What are Vestibular Senses?

The vestibular senses are awareness of body balance and movement. These functions are monitored by the vestibular system. The vestibular senses (the sensation of body rotation, gravitation, and movement) arise in the inner ear. The sense organs are the hair cells that send out signals over the auditory nerve.

Body rotation sensations arise in three semi-circular canals in the inner ear. The hair cells in the inner ear are stimulated by the movement of fluid in the inner ear, which sends out signals to the brain about the speed and direction of body rotation.

Gravitation and movement sensations are produced by two vestibular sacs in each ear that lie between the semi-circular canals and the cochlea.

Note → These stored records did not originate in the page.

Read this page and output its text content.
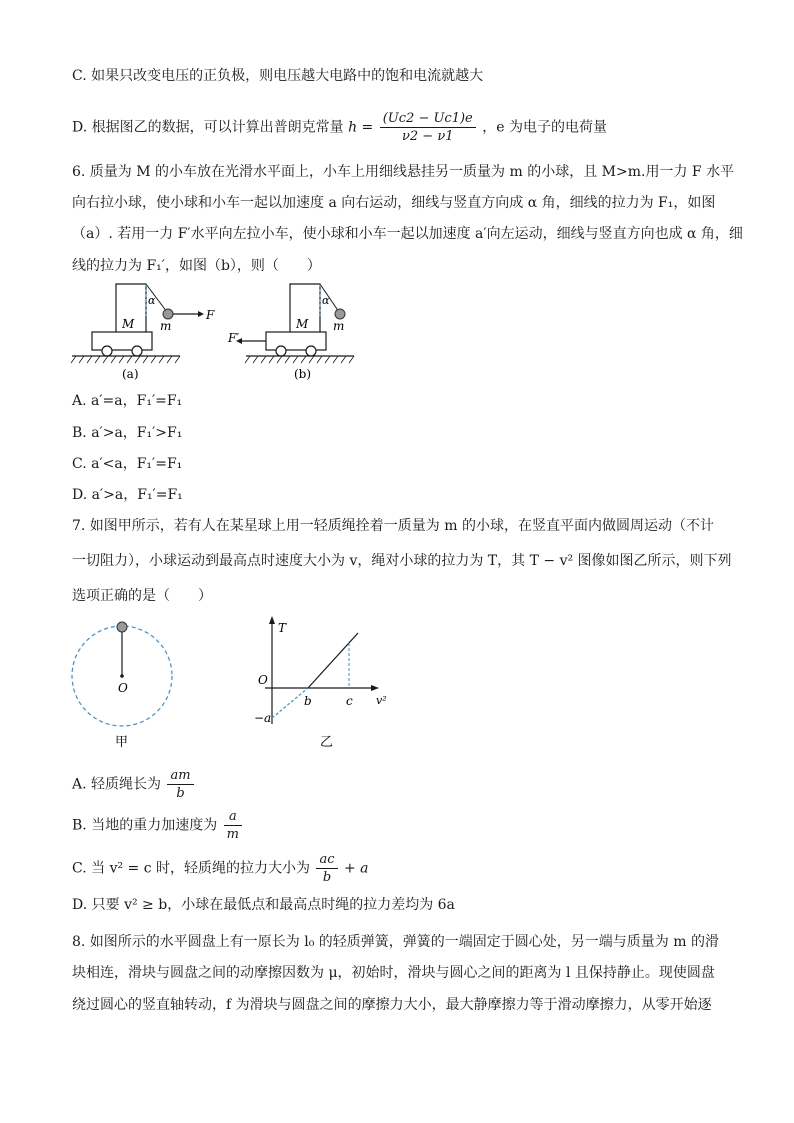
C. 如果只改变电压的正负极，则电压越大电路中的饱和电流就越大
D. 根据图乙的数据，可以计算出普朗克常量 $h = \frac{(Uc2 - Uc1)e}{\nu 2 - \nu 1}$ ，e 为电子的电荷量
6. 质量为 M 的小车放在光滑水平面上，小车上用细线悬挂另一质量为 m 的小球，且 M>m.用一力 F 水平
向右拉小球，使小球和小车一起以加速度 a 向右运动，细线与竖直方向成 α 角，细线的拉力为 F₁，如图
（a）. 若用一力 F′水平向左拉小车，使小球和小车一起以加速度 a′向左运动，细线与竖直方向也成 α 角，细
线的拉力为 F₁′，如图（b），则（　　）
α
M m
F
(a)
α
M m
F′
(b)
A. a′=a，F₁′=F₁
B. a′>a，F₁′>F₁
C. a′<a，F₁′=F₁
D. a′>a，F₁′=F₁
7. 如图甲所示，若有人在某星球上用一轻质绳拴着一质量为 m 的小球，在竖直平面内做圆周运动（不计
一切阻力），小球运动到最高点时速度大小为 v，绳对小球的拉力为 T，其 T − v² 图像如图乙所示，则下列
选项正确的是（　　）
O
甲
T
O
b	c v²
−a
乙
A. 轻质绳长为 $\frac{am}{b}$
B. 当地的重力加速度为 $\frac{a}{m}$
C. 当 v² = c 时，轻质绳的拉力大小为 $\frac{ac}{b} + a$
D. 只要 v² ≥ b，小球在最低点和最高点时绳的拉力差均为 6a
8. 如图所示的水平圆盘上有一原长为 l₀ 的轻质弹簧，弹簧的一端固定于圆心处，另一端与质量为 m 的滑
块相连，滑块与圆盘之间的动摩擦因数为 μ，初始时，滑块与圆心之间的距离为 l 且保持静止。现使圆盘
绕过圆心的竖直轴转动，f 为滑块与圆盘之间的摩擦力大小，最大静摩擦力等于滑动摩擦力，从零开始逐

The sacs are filled with tiny crystals that bend the hair cells when moved which in turn sends impulses to the brain giving a sense of position. Motion sickness is an example of overstimulation of the vestibular organs.

The vestibular senses respond to changes in your head position or having your feet lifted off the ground and contribute to balance and equilibrium. Because of this, vestibular input is vital to a child’s development because it helps them to maintain balance and body control and to interact with their environment for fine motor, visual motor, gross motor, sporting activities, and self-care. Vestibular input can also help a child to feel regulated and keep them focused and attentive.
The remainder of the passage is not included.